Have you ever seen sexual harassment happen to someone else in the workplace and just kept your head down, trying not to get involved? Have you ever experienced it yourself and decided not to say anything? Maybe you just hoped that it wouldn’t happen again and you tried to move forward with your life.

It happens a lot. For every sexual harassment case that you hear about in the news, there are plenty of people in similar situations who say nothing. Why is this?

1. Job loss

First and foremost, many people say nothing simply because they fear retaliation. Maybe you really need this job to make the rent payments on time. Then a supervisor crosses a line. You sit at home deciding if you should report them, but they’re good friends with the owner of the company. You worry that filing a report will just lead to a retaliation. They’ll simply fire you and hire someone who won’t complain. You say nothing because you need that paycheck.
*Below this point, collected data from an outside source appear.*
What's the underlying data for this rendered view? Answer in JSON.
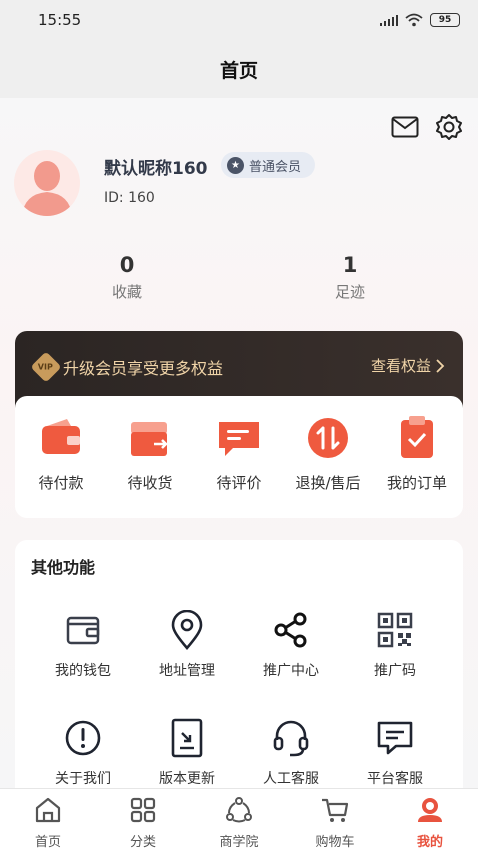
{
  "status_bar": {
    "time": "15:55",
    "battery": "95"
  },
  "header": {
    "title": "首页"
  },
  "profile": {
    "nickname": "默认昵称160",
    "member_level": "普通会员",
    "user_id": "ID: 160",
    "stats": [
      {
        "value": "0",
        "label": "收藏"
      },
      {
        "value": "1",
        "label": "足迹"
      }
    ]
  },
  "vip_banner": {
    "text": "升级会员享受更多权益",
    "link": "查看权益",
    "badge": "VIP"
  },
  "orders": [
    {
      "label": "待付款",
      "icon": "wallet-icon"
    },
    {
      "label": "待收货",
      "icon": "receive-box-icon"
    },
    {
      "label": "待评价",
      "icon": "comment-icon"
    },
    {
      "label": "退换/售后",
      "icon": "exchange-icon"
    },
    {
      "label": "我的订单",
      "icon": "clipboard-icon"
    }
  ],
  "other_functions": {
    "title": "其他功能",
    "items": [
      {
        "label": "我的钱包",
        "icon": "wallet-outline-icon"
      },
      {
        "label": "地址管理",
        "icon": "location-pin-icon"
      },
      {
        "label": "推广中心",
        "icon": "share-nodes-icon"
      },
      {
        "label": "推广码",
        "icon": "qr-code-icon"
      },
      {
        "label": "关于我们",
        "icon": "info-circle-icon"
      },
      {
        "label": "版本更新",
        "icon": "update-document-icon"
      },
      {
        "label": "人工客服",
        "icon": "headset-icon"
      },
      {
        "label": "平台客服",
        "icon": "chat-bubble-icon"
      }
    ]
  },
  "tabs": [
    {
      "label": "首页",
      "icon": "home-icon"
    },
    {
      "label": "分类",
      "icon": "grid-icon"
    },
    {
      "label": "商学院",
      "icon": "academy-icon"
    },
    {
      "label": "购物车",
      "icon": "cart-icon"
    },
    {
      "label": "我的",
      "icon": "profile-icon",
      "active": true
    }
  ],
  "colors": {
    "accent": "#e8533f",
    "vip_gold": "#f0d4a8",
    "vip_bg": "#2b2523"
  }
}
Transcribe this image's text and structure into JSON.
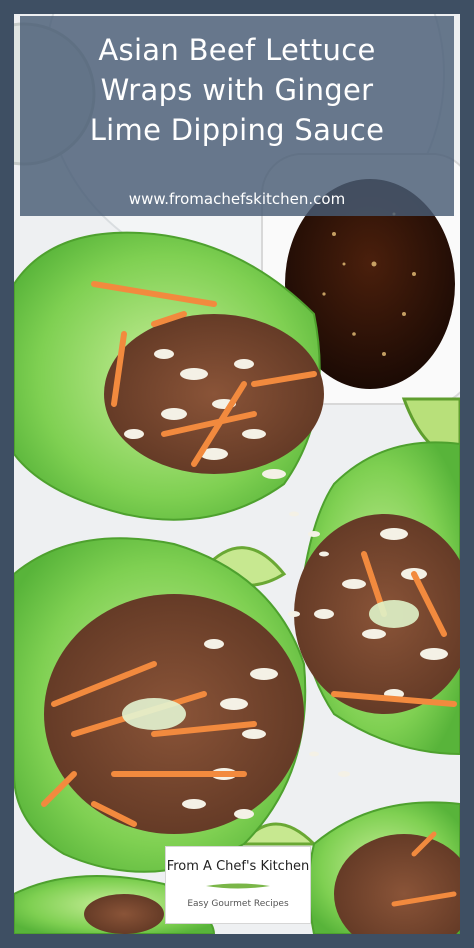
{
  "pin": {
    "title_lines": [
      "Asian Beef Lettuce",
      "Wraps with Ginger",
      "Lime Dipping Sauce"
    ],
    "website": "www.fromachefskitchen.com"
  },
  "logo": {
    "name": "From A Chef's Kitchen",
    "tagline": "Easy Gourmet Recipes"
  },
  "colors": {
    "frame": "#3e4f63",
    "banner": "#485c74",
    "lettuce": "#6cc24a",
    "beef": "#7a4a33",
    "carrot": "#f0823a",
    "sauce": "#2a130a"
  }
}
Let’s be clear: Retaliation firings like that are illegal. But it’s still a big fear that people have and a reason they stay silent. They may also neglect to stand up for a coworker for the same reason.

2. Lack of belief

Another issue is that they worry that people will not believe them. They’re worried that people will brush it off as a false accusation. If you’re getting harassed, you’re already in a bad position at work. What if you say something, no one takes you seriously, nothing changes, and now you’re in an even worse position? This is when people often just hope it gets better over time. They don’t want to risk making things worse.

3. Family life

In other cases, people worry about the impact on their loved ones. Some individuals have kept quiet for decades out of fear that saying anything would impact their family life. Again, they just felt it wasn’t worth the risk, even when they knew that what happened was wrong.

4. Lack of evidence

Finally, some people worry that they won’t be able to prove it. You know what the supervisor said to you, but no one else witnessed it. As far as you know, it’s not on video. If they just deny it, can you prove what happened? Maybe you’re tempted to say nothing unless you have irrefutable proof, and you never feel like you do.

Your options

If you have wondered what you should do about sexual harassment, perhaps feeling conflicted over the issues highlighted above, it’s important to remember that it is illegal and you do have rights. Make sure you know what steps you can take.